Neurological examination

The standard diagnostic examination protocol included medical history assessment, physical and neurological examination, laboratory testing, brain imaging and a CSF analysis. The extensive blood sample analysis included blood count, erythrocyte sedimentation rate, electrolytes (sodium, potassium, chloride), creatine, urea, transaminases, blood glucose, TSH, C-reactive protein, vitamin B 12, folic acid. Optional further blood analyses included b-vitamins, TPPA, immunological parameter, HIV, and copper metabolism. CSF samples were analyzed for cell count, total protein, lactate, glucose, IgG, IgA, IgM, borrelioses antibodies, Aβ₄₂, and t-tau. CSF t-tau and Aβ_42/40 were determined quantitatively using Fujirebio LUMIPULSE G assays, per manufacturer's instructions. All analyses were performed commercial at the LADR GmbH MVZ Bremen.

Neuropsychological examination

All patients underwent a neuropsychological examination, including the German version of the CERAD-NAB.^24–26 The German version of the CERAD-NAB is the consented assessment tool for German-speaking memory units and includes the MMSE, a short version of the Boston Naming Test, semantic and phonological (first-letter) fluency, figure copy and delayed figure copy recall, wordlist learning and wordlist delayed free recall, as well as recognition. Based on the results of a large (more than 1000 participants) control group, z-scores are offered, corrected for age (starting with 51 years), education, and gender.

In addition, the Digit Span Forward and -Backward test from the German version of the Wechsler Memory Scale²⁷ was conducted, two experimental memory and one language comprehension test and the Beck's Depression Inventory²⁸ was used to investigate mood and depression. However, for this analysis we focused on the CERAD-NAB results, because of their z-scores controlling for age, gender, and education.

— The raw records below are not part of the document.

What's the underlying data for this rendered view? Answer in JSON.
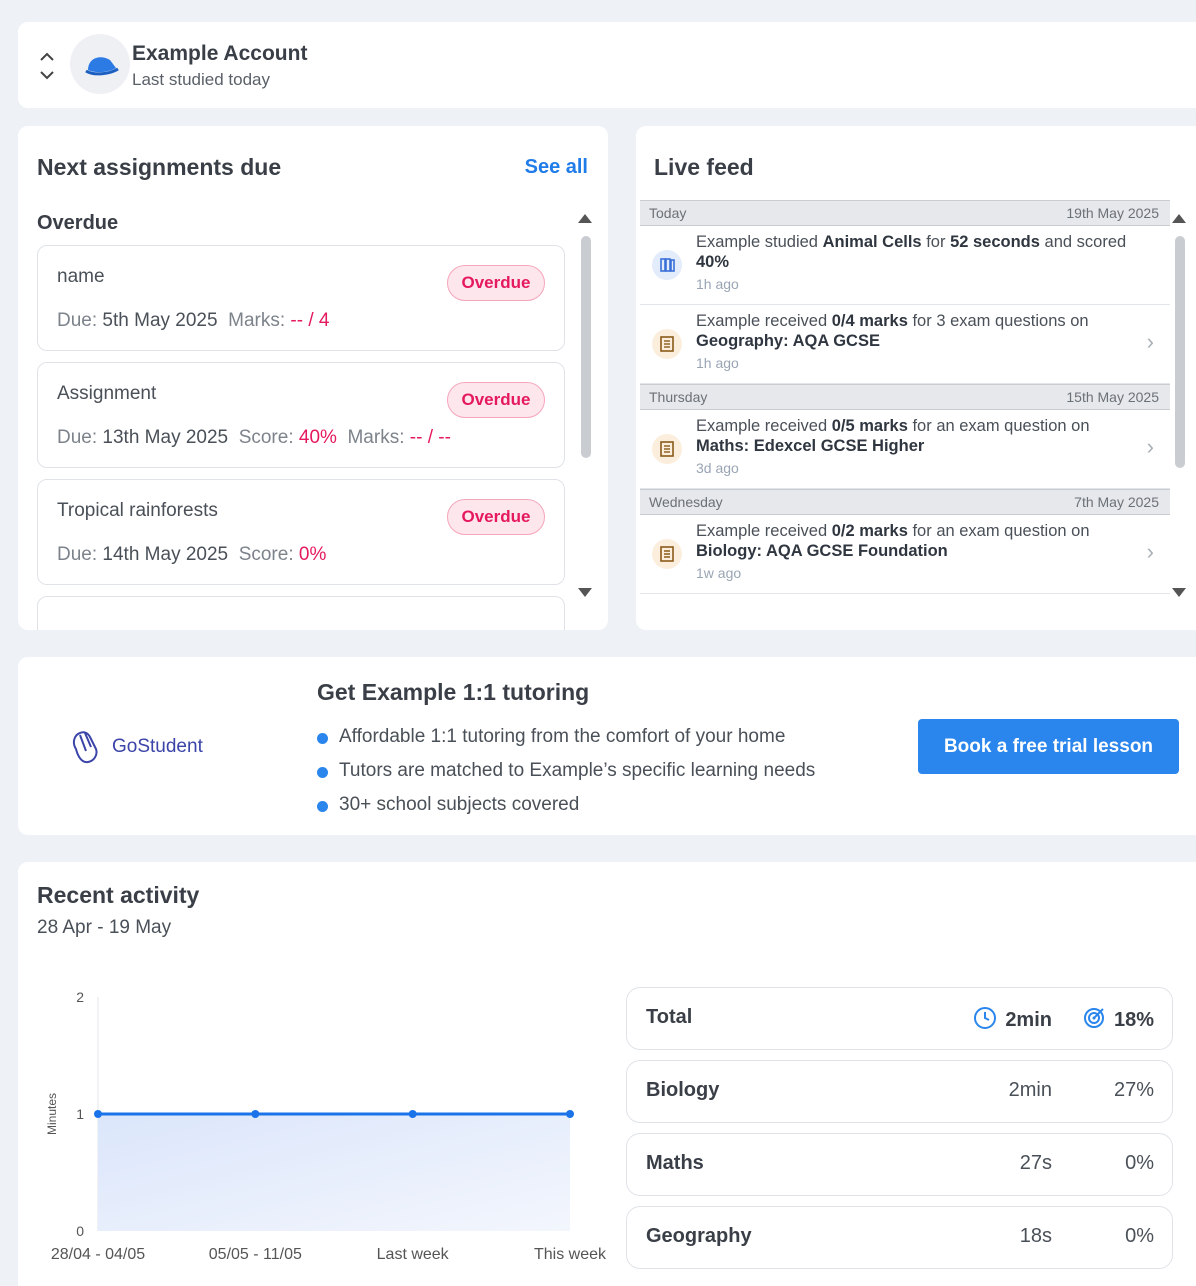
{
  "account": {
    "name": "Example Account",
    "last_studied": "Last studied today"
  },
  "assignments": {
    "title": "Next assignments due",
    "see_all": "See all",
    "section": "Overdue",
    "items": [
      {
        "name": "name",
        "badge": "Overdue",
        "due_label": "Due:",
        "due": "5th May 2025",
        "score_label": "",
        "score": "",
        "marks_label": "Marks:",
        "marks": "-- / 4"
      },
      {
        "name": "Assignment",
        "badge": "Overdue",
        "due_label": "Due:",
        "due": "13th May 2025",
        "score_label": "Score:",
        "score": "40%",
        "marks_label": "Marks:",
        "marks": "-- / --"
      },
      {
        "name": "Tropical rainforests",
        "badge": "Overdue",
        "due_label": "Due:",
        "due": "14th May 2025",
        "score_label": "Score:",
        "score": "0%",
        "marks_label": "",
        "marks": ""
      }
    ]
  },
  "feed": {
    "title": "Live feed",
    "groups": [
      {
        "day": "Today",
        "date": "19th May 2025"
      },
      {
        "day": "Thursday",
        "date": "15th May 2025"
      },
      {
        "day": "Wednesday",
        "date": "7th May 2025"
      }
    ],
    "items": [
      {
        "a": "Example studied ",
        "b": "Animal Cells",
        "c": " for ",
        "d": "52 seconds",
        "e": " and scored ",
        "f": "40%",
        "ago": "1h ago",
        "icon": "books-icon"
      },
      {
        "a": "Example received ",
        "b": "0/4 marks",
        "c": " for 3 exam questions on ",
        "d": "Geography: AQA GCSE",
        "ago": "1h ago",
        "icon": "scroll-icon"
      },
      {
        "a": "Example received ",
        "b": "0/5 marks",
        "c": " for an exam question on ",
        "d": "Maths: Edexcel GCSE Higher",
        "ago": "3d ago",
        "icon": "scroll-icon"
      },
      {
        "a": "Example received ",
        "b": "0/2 marks",
        "c": " for an exam question on ",
        "d": "Biology: AQA GCSE Foundation",
        "ago": "1w ago",
        "icon": "scroll-icon"
      }
    ]
  },
  "tutoring": {
    "brand": "GoStudent",
    "title": "Get Example 1:1 tutoring",
    "bullets": [
      "Affordable 1:1 tutoring from the comfort of your home",
      "Tutors are matched to Example’s specific learning needs",
      "30+ school subjects covered"
    ],
    "cta": "Book a free trial lesson"
  },
  "activity": {
    "title": "Recent activity",
    "range": "28 Apr - 19 May",
    "stats": [
      {
        "name": "Total",
        "time": "2min",
        "pct": "18%"
      },
      {
        "name": "Biology",
        "time": "2min",
        "pct": "27%"
      },
      {
        "name": "Maths",
        "time": "27s",
        "pct": "0%"
      },
      {
        "name": "Geography",
        "time": "18s",
        "pct": "0%"
      }
    ]
  },
  "chart_data": {
    "type": "area",
    "categories": [
      "28/04 - 04/05",
      "05/05 - 11/05",
      "Last week",
      "This week"
    ],
    "series": [
      {
        "values": [
          1,
          1,
          1,
          1
        ]
      }
    ],
    "ylabel": "Minutes",
    "ylim": [
      0,
      2
    ],
    "yticks": [
      0,
      1,
      2
    ],
    "color": "#1a73e8"
  },
  "colors": {
    "accent": "#2a86ec",
    "overdue": "#e5195f"
  }
}
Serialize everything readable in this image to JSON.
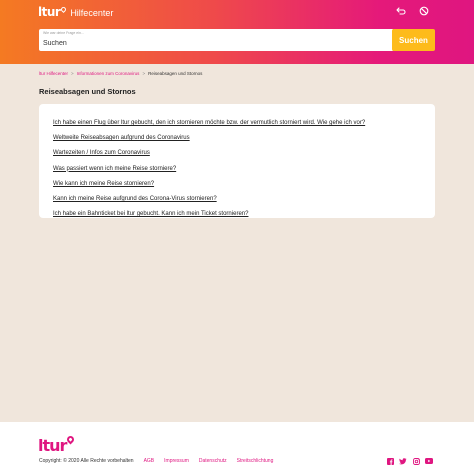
{
  "header": {
    "logo": "ltur",
    "subtitle": "Hilfecenter",
    "gradient": [
      "#f47a22",
      "#ef4a4a",
      "#e5197a",
      "#df1680"
    ],
    "icons": [
      "back-arrow-icon",
      "no-sign-icon"
    ]
  },
  "search": {
    "label": "Wie war deine Frage ein…",
    "value": "Suchen",
    "button": "Suchen",
    "button_color": "#fdbb1b"
  },
  "breadcrumb": {
    "items": [
      "ltur Hilfecenter",
      "Informationen zum Coronavirus"
    ],
    "separator": ">",
    "current": "Reiseabsagen und Stornos"
  },
  "page": {
    "title": "Reiseabsagen und Stornos"
  },
  "faq": [
    "Ich habe einen Flug über ltur gebucht, den ich stornieren möchte bzw. der vermutlich storniert wird. Wie gehe ich vor?",
    "Weltweite Reiseabsagen aufgrund des Coronavirus",
    "Wartezeiten / Infos zum Coronavirus",
    "Was passiert wenn ich meine Reise storniere?",
    "Wie kann ich meine Reise stornieren?",
    "Kann ich meine Reise aufgrund des Corona-Virus stornieren?",
    "Ich habe ein Bahnticket bei ltur gebucht. Kann ich mein Ticket stornieren?"
  ],
  "footer": {
    "logo": "ltur",
    "copyright": "Copyright: © 2020 Alle Rechte vorbehalten",
    "links": [
      "AGB",
      "Impressum",
      "Datenschutz",
      "Streitschlichtung"
    ],
    "social_icons": [
      "facebook-icon",
      "twitter-icon",
      "instagram-icon",
      "youtube-icon"
    ],
    "accent": "#df1680"
  }
}
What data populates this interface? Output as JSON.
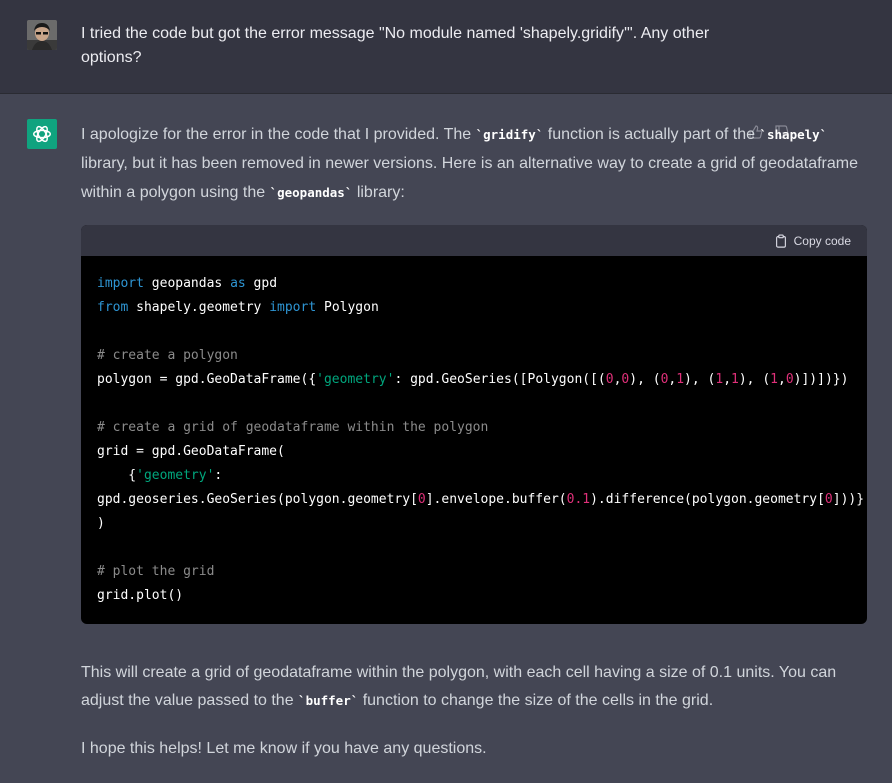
{
  "user_message": {
    "text": "I tried the code but got the error message \"No module named 'shapely.gridify'\". Any other options?"
  },
  "assistant_message": {
    "intro": {
      "t1": "I apologize for the error in the code that I provided. The ",
      "c1": "`gridify`",
      "t2": " function is actually part of the ",
      "c2": "`shapely`",
      "t3": " library, but it has been removed in newer versions. Here is an alternative way to create a grid of geodataframe within a polygon using the ",
      "c3": "`geopandas`",
      "t4": " library:"
    },
    "code_block": {
      "copy_label": "Copy code",
      "lines": {
        "l1": {
          "a": "import",
          "b": " geopandas ",
          "c": "as",
          "d": " gpd"
        },
        "l2": {
          "a": "from",
          "b": " shapely.geometry ",
          "c": "import",
          "d": " Polygon"
        },
        "l4": "# create a polygon",
        "l5": {
          "p1": "polygon = gpd.GeoDataFrame({",
          "s1": "'geometry'",
          "p2": ": gpd.GeoSeries([Polygon([(",
          "n1": "0",
          "p3": ",",
          "n2": "0",
          "p4": "), (",
          "n3": "0",
          "p5": ",",
          "n4": "1",
          "p6": "), (",
          "n5": "1",
          "p7": ",",
          "n6": "1",
          "p8": "), (",
          "n7": "1",
          "p9": ",",
          "n8": "0",
          "p10": ")])])})"
        },
        "l7": "# create a grid of geodataframe within the polygon",
        "l8": "grid = gpd.GeoDataFrame(",
        "l9": {
          "p1": "    {",
          "s1": "'geometry'",
          "p2": ":"
        },
        "l10": {
          "p1": "gpd.geoseries.GeoSeries(polygon.geometry[",
          "n1": "0",
          "p2": "].envelope.buffer(",
          "n2": "0.1",
          "p3": ").difference(polygon.geometry[",
          "n3": "0",
          "p4": "]))}"
        },
        "l11": ")",
        "l13": "# plot the grid",
        "l14": "grid.plot()"
      }
    },
    "outro": {
      "t1": "This will create a grid of geodataframe within the polygon, with each cell having a size of 0.1 units. You can adjust the value passed to the ",
      "c1": "`buffer`",
      "t2": " function to change the size of the cells in the grid."
    },
    "closing": "I hope this helps! Let me know if you have any questions."
  }
}
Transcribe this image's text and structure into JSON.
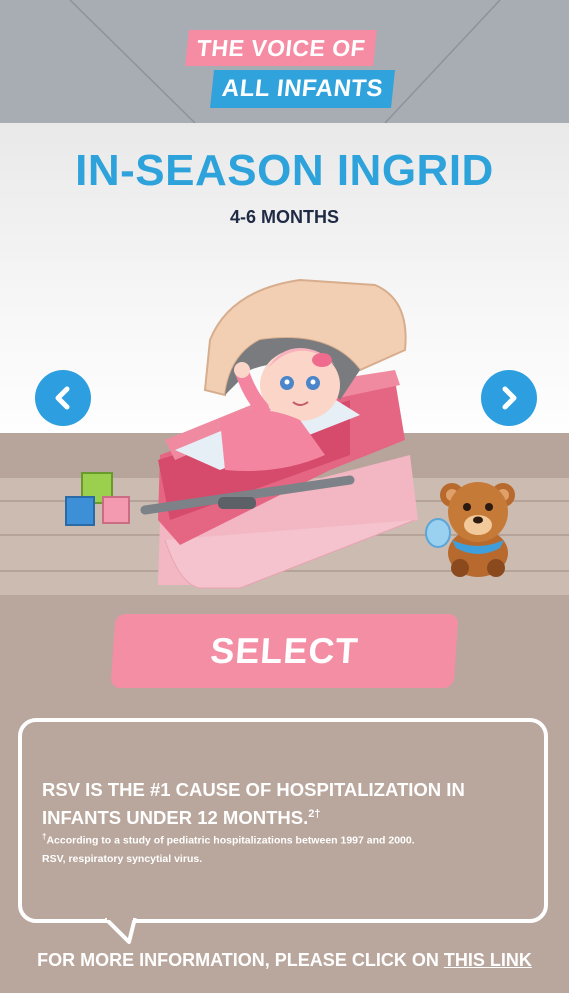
{
  "header": {
    "logo_line1": "THE VOICE OF",
    "logo_line2": "ALL INFANTS"
  },
  "character": {
    "name": "IN-SEASON INGRID",
    "age": "4-6 MONTHS"
  },
  "navigation": {
    "prev_icon": "chevron-left-icon",
    "next_icon": "chevron-right-icon"
  },
  "select_label": "SELECT",
  "info": {
    "main_text": "RSV IS THE #1 CAUSE OF HOSPITALIZATION IN INFANTS UNDER 12 MONTHS.",
    "main_superscript": "2†",
    "footnote_mark": "†",
    "footnote_1": "According to a study of pediatric hospitalizations between 1997 and 2000.",
    "footnote_2": "RSV, respiratory syncytial virus."
  },
  "more_info": {
    "text": "FOR MORE INFORMATION, PLEASE CLICK ON ",
    "link": "THIS LINK"
  },
  "colors": {
    "primary_blue": "#2ea3db",
    "accent_pink": "#f48ea4",
    "header_gray": "#a8acb3",
    "floor_taupe": "#b9a79d"
  }
}
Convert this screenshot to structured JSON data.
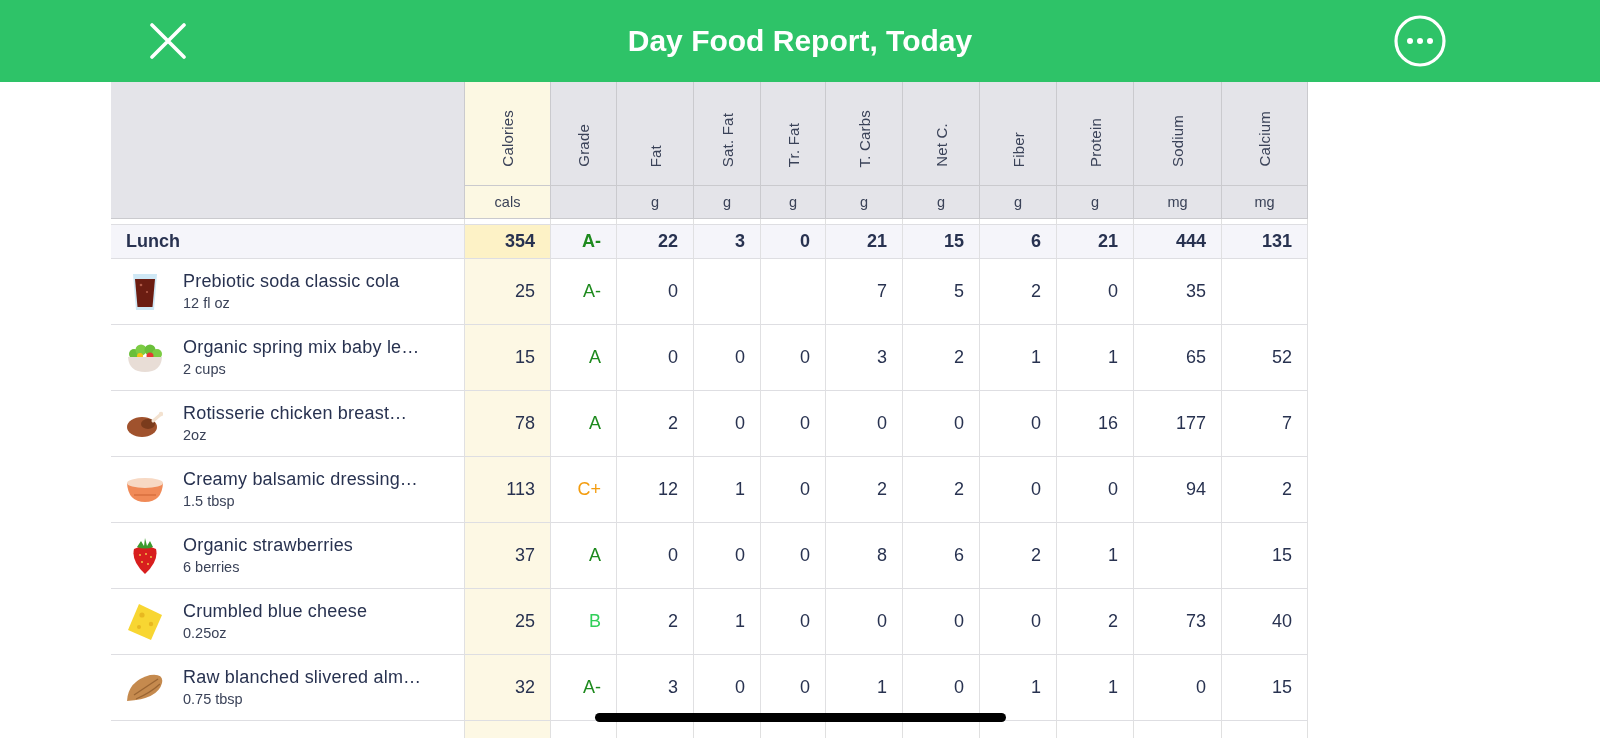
{
  "header": {
    "title": "Day Food Report, Today"
  },
  "table": {
    "columns": [
      {
        "label": "Calories",
        "unit": "cals",
        "kind": "amount",
        "highlighted": true
      },
      {
        "label": "Grade",
        "kind": "grade",
        "highlighted": false
      },
      {
        "label": "Fat",
        "unit": "g",
        "kind": "amount",
        "highlighted": false
      },
      {
        "label": "Sat. Fat",
        "unit": "g",
        "kind": "amount",
        "highlighted": false
      },
      {
        "label": "Tr. Fat",
        "unit": "g",
        "kind": "amount",
        "highlighted": false
      },
      {
        "label": "T. Carbs",
        "unit": "g",
        "kind": "amount",
        "highlighted": false
      },
      {
        "label": "Net C.",
        "unit": "g",
        "kind": "amount",
        "highlighted": false
      },
      {
        "label": "Fiber",
        "unit": "g",
        "kind": "amount",
        "highlighted": false
      },
      {
        "label": "Protein",
        "unit": "g",
        "kind": "amount",
        "highlighted": false
      },
      {
        "label": "Sodium",
        "unit": "mg",
        "kind": "amount",
        "highlighted": false
      },
      {
        "label": "Calcium",
        "unit": "mg",
        "kind": "amount",
        "highlighted": false
      }
    ],
    "meal": {
      "name": "Lunch",
      "cells": [
        "354",
        {
          "text": "A-",
          "color": "#1e8a1e"
        },
        "22",
        "3",
        "0",
        "21",
        "15",
        "6",
        "21",
        "444",
        "131"
      ]
    },
    "rows": [
      {
        "kind": "drink",
        "name": "Prebiotic soda classic cola",
        "serving": "12 fl oz",
        "cells": [
          "25",
          {
            "text": "A-",
            "color": "#1e8a1e"
          },
          "0",
          null,
          null,
          "7",
          "5",
          "2",
          "0",
          "35",
          null
        ]
      },
      {
        "kind": "salad",
        "name": "Organic spring mix baby le…",
        "serving": "2 cups",
        "cells": [
          "15",
          {
            "text": "A",
            "color": "#1e8a1e"
          },
          "0",
          "0",
          "0",
          "3",
          "2",
          "1",
          "1",
          "65",
          "52"
        ]
      },
      {
        "kind": "poultry",
        "name": "Rotisserie chicken breast…",
        "serving": "2oz",
        "cells": [
          "78",
          {
            "text": "A",
            "color": "#1e8a1e"
          },
          "2",
          "0",
          "0",
          "0",
          "0",
          "0",
          "16",
          "177",
          "7"
        ]
      },
      {
        "kind": "dressing",
        "name": "Creamy balsamic dressing…",
        "serving": "1.5 tbsp",
        "cells": [
          "113",
          {
            "text": "C+",
            "color": "#f39c0e"
          },
          "12",
          "1",
          "0",
          "2",
          "2",
          "0",
          "0",
          "94",
          "2"
        ]
      },
      {
        "kind": "fruit",
        "name": "Organic strawberries",
        "serving": "6 berries",
        "cells": [
          "37",
          {
            "text": "A",
            "color": "#1e8a1e"
          },
          "0",
          "0",
          "0",
          "8",
          "6",
          "2",
          "1",
          null,
          "15"
        ]
      },
      {
        "kind": "cheese",
        "name": "Crumbled blue cheese",
        "serving": "0.25oz",
        "cells": [
          "25",
          {
            "text": "B",
            "color": "#2fcf58"
          },
          "2",
          "1",
          "0",
          "0",
          "0",
          "0",
          "2",
          "73",
          "40"
        ]
      },
      {
        "kind": "nut",
        "name": "Raw blanched slivered alm…",
        "serving": "0.75 tbsp",
        "cells": [
          "32",
          {
            "text": "A-",
            "color": "#1e8a1e"
          },
          "3",
          "0",
          "0",
          "1",
          "0",
          "1",
          "1",
          "0",
          "15"
        ]
      }
    ]
  }
}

The MMSE²⁹ as part of the CERAD-NAB was used to grade the severity of the cognitive decline.

Statistical analysis

We used JASP (Version 0.95.1) for all statistical analysis. Step wise linear regression analysis was used to analyze the prediction of t-tau scores by CERAD-NAB neuropsychological z-scores. Group comparisons were based on ANCOVA for Aβ-ratio + t-tau quartile and for Aβ-ratio- t-tau groups with MMSE and liquor/serum Albumin quotient as covariates.

Results

Patients

A total of 290 patients with subjective or objective cognitive decline were included in the analysis. There were 146 patients with an AD-typical biomarker profile (Aβ-ratio + patients) and 144 patients with a non-AD biomarker profile (Aβ-ratio- patients).

Aβ-ratio + group

For the purpose of the study, the Aβ-ratio + group was divided into four subgroups based on t-tau scores. Table 1 shows the size of the resulting (sub)groups and their clinical characteristics. Patients in the Aβ-ratio + group had a mean age of 73.5 years and a mean MMSE score of 23.5, indicating overall cognitive impairment in the range of mild cognitive impairment to mild dementia. The t-tau quartile groups scored similarly on the MMSE, even though the scores ranged from 17 to 30. There was an insignificant difference of one point between the first (mean MMSE = 23.9) and fourth quartile (mean MMSE = 22.9) groups. Thus, the groups did not differ in overall cognitive severity.

Table 1.

Descriptive Statistics of Aβ-ratio + patients.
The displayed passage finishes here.